Mauricio Pochettino is under pressure – himself linked strongly with a return to England – and his team, for all its dazzling individual quality, looks imbalanced and lacks cohesion.
They win games because of their talent, but the feeling is that they will come unstuck against better opponents, particularly in the knockout stages of the Champions League. That’s the true cost of having a forward line of Neymar, Kylian Mbappe and Lionel Messi, you might say.
Wijnaldum, you would have thought, would have helped in that regard, given his ability to sacrifice himself for the good of the team.
But while there have been flashes of late – two goals against RB Leipzig, for example, and a last-minute equaliser at Lens – the general consensus is that his performances have been below the standard expected.
He has been criticised, in particular, for playing too safe with his passing, and for not taking enough responsibility in building the game up.
Observers also say he has looked sluggish, both on and off the ball, and there have been moments where his team-mates – Messi and Mbappe, in particular – have openly expressed frustration.
Rather unfairly, it has been suggested that the dressing room, generally, is yet to accept him.
Wijnaldum was a big character at Liverpool, one of the club’s four captains under Klopp before his departure, but he has found PSG a little more cliquey and a little less welcoming.

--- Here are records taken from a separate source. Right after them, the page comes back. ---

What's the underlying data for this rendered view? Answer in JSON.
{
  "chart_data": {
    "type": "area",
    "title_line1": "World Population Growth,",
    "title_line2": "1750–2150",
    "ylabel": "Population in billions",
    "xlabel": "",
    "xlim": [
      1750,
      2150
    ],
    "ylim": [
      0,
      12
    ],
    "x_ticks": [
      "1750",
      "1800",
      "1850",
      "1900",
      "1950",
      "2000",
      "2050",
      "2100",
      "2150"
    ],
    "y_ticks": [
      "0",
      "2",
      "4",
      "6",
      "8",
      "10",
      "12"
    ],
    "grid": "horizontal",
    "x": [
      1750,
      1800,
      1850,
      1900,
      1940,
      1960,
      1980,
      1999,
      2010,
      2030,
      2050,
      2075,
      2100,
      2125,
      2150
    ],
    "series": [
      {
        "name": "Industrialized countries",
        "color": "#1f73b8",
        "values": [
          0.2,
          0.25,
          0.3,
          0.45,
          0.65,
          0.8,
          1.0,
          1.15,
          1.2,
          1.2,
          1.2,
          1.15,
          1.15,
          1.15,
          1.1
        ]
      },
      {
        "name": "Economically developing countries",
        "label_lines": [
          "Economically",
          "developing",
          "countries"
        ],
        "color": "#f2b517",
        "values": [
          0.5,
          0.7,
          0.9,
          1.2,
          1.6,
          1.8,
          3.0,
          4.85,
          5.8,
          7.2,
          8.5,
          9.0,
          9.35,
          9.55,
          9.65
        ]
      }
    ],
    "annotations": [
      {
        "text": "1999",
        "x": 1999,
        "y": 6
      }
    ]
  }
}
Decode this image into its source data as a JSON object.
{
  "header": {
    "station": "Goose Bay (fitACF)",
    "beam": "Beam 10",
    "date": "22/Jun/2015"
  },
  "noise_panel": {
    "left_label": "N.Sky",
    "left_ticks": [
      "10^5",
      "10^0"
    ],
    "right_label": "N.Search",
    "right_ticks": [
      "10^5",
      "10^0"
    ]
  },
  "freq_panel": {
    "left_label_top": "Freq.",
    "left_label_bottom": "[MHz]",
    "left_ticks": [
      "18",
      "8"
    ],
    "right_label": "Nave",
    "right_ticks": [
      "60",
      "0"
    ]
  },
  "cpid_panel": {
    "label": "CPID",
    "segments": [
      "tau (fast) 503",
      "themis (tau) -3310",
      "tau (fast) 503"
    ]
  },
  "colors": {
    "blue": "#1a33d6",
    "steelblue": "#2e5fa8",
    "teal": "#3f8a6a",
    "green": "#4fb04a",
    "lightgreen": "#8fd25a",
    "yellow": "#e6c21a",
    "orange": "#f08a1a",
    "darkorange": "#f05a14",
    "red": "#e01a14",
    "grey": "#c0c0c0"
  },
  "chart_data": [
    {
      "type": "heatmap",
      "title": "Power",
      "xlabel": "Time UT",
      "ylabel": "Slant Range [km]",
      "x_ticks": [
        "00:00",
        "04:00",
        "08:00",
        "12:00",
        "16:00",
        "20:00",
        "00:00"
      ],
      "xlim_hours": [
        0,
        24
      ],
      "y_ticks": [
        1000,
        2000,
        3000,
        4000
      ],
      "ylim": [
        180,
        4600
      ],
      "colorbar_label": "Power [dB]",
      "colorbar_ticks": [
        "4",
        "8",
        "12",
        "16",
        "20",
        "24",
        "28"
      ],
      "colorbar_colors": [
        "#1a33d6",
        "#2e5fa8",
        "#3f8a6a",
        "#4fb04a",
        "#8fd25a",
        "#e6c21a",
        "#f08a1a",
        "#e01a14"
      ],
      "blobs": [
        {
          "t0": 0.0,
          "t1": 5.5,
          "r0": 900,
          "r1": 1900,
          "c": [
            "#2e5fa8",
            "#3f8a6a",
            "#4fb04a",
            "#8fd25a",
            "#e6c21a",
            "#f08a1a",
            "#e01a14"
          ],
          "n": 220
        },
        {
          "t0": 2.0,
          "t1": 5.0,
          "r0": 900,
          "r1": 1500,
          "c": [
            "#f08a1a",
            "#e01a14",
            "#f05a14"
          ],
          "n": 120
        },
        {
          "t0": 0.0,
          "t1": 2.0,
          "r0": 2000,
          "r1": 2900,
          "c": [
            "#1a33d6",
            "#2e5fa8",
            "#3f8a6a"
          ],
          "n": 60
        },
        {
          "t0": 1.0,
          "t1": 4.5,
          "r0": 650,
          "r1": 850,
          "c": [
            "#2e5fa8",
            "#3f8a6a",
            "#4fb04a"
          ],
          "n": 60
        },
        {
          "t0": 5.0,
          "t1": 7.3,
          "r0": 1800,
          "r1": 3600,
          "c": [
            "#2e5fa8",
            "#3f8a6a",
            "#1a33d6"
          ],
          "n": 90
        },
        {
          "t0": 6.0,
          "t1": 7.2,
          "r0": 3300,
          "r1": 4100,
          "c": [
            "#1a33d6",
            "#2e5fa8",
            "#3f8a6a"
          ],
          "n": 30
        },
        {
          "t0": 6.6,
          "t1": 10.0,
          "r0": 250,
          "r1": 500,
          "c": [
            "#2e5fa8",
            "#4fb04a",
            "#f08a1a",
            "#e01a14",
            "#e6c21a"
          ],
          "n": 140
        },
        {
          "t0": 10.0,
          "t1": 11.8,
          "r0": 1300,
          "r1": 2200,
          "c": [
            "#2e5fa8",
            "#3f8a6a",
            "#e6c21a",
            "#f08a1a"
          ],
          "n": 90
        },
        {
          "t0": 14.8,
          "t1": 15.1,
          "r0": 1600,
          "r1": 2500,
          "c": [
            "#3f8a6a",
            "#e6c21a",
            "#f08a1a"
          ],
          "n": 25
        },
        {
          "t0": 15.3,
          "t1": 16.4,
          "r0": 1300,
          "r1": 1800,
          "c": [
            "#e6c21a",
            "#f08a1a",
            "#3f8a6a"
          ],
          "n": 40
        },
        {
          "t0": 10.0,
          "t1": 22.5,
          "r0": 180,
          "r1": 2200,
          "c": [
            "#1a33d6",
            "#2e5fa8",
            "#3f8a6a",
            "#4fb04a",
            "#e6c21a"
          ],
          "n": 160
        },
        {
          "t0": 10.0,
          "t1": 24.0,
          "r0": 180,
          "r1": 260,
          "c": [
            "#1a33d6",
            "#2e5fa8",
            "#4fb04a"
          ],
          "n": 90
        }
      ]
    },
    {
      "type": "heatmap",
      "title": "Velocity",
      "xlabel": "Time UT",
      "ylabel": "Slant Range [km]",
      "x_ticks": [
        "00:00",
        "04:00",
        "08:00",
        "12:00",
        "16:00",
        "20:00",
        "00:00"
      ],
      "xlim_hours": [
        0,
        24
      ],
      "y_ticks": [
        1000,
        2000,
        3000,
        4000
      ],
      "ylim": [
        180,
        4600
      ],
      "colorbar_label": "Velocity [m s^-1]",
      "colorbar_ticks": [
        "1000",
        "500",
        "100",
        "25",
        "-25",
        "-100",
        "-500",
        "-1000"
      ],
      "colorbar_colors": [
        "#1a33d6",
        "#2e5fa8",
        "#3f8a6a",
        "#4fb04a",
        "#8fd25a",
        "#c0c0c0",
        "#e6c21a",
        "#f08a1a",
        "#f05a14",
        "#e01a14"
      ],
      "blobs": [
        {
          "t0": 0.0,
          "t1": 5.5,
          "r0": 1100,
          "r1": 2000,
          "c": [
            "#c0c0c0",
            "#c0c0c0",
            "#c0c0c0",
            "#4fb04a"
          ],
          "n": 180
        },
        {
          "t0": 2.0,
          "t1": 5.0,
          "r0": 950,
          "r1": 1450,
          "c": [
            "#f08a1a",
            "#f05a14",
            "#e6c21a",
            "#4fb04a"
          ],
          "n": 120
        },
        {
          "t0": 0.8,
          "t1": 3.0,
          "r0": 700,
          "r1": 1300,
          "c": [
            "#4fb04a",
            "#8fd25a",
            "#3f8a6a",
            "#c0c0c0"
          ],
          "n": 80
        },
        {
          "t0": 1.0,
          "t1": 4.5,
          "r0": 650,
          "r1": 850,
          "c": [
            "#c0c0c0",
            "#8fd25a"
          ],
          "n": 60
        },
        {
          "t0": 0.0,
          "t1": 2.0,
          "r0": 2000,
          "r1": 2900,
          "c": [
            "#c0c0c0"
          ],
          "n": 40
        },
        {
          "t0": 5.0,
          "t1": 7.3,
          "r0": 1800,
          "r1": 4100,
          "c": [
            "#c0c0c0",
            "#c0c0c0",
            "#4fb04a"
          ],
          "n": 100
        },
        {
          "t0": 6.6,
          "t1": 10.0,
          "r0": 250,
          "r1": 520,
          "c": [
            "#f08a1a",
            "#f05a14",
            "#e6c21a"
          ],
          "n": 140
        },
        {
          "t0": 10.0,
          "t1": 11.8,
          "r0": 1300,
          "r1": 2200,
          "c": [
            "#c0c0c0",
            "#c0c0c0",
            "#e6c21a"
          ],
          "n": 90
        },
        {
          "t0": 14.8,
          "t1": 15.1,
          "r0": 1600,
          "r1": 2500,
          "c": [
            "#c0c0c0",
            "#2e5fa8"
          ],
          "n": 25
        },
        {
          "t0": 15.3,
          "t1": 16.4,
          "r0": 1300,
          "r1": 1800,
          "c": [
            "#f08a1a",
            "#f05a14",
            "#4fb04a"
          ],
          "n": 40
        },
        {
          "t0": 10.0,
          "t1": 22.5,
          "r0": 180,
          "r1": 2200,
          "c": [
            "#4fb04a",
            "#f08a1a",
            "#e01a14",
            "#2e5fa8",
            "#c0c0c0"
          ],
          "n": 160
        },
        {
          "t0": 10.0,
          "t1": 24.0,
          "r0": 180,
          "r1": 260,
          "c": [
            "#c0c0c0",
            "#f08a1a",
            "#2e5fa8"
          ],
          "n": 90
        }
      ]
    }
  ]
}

And certainly, he is yet to feel the love from the supporters.
Maybe there is a lesson there, given the interview Wijnaldum gave following his Anfield exit.
In it, he complained that he didn’t always feel “loved and appreciated” by Liverpool fans, particularly those venting their spleen on social media.
“If we lost, I was the one who got the blame,” he claimed, though the reception he got from 10,000 Reds fans after his final game for the club, against Crystal Palace in May, suggests his critics were in the minority. Certainly, Klopp and his team-mates knew his value. There were plenty of tears on his last day.
He wanted to stay at Liverpool, but felt the club didn’t value him as much as they ought to have.
Negotiations over a new deal broke down and were not resumed, and he saw out his contract in difficult circumstances, captaining an injury-hit side in behind-closed-doors games as the 2019-20 champions struggled to sneak a top-four finish in the following campaign.
PSG looked, on paper at least, an ideal move. Certainly better than Barcelona, where he was originally expected to end up.
Wijnaldum, selfless and consistent, looked the ideal player to help balance Pochettino’s side, providing nous and reliability, as well as top-level experience.
He still can, of course. PSG will win Ligue 1 and are capable of winning the Champions League too, for sure. Wijnaldum may still have a role to play, even if it won’t be as integral as the one he had on Merseyside.
His experience, and that of Coutinho, should serve as a warning, however, to those considering a future beyond Liverpool.
Do so at your own risk. After Anfield, these days the only way is down.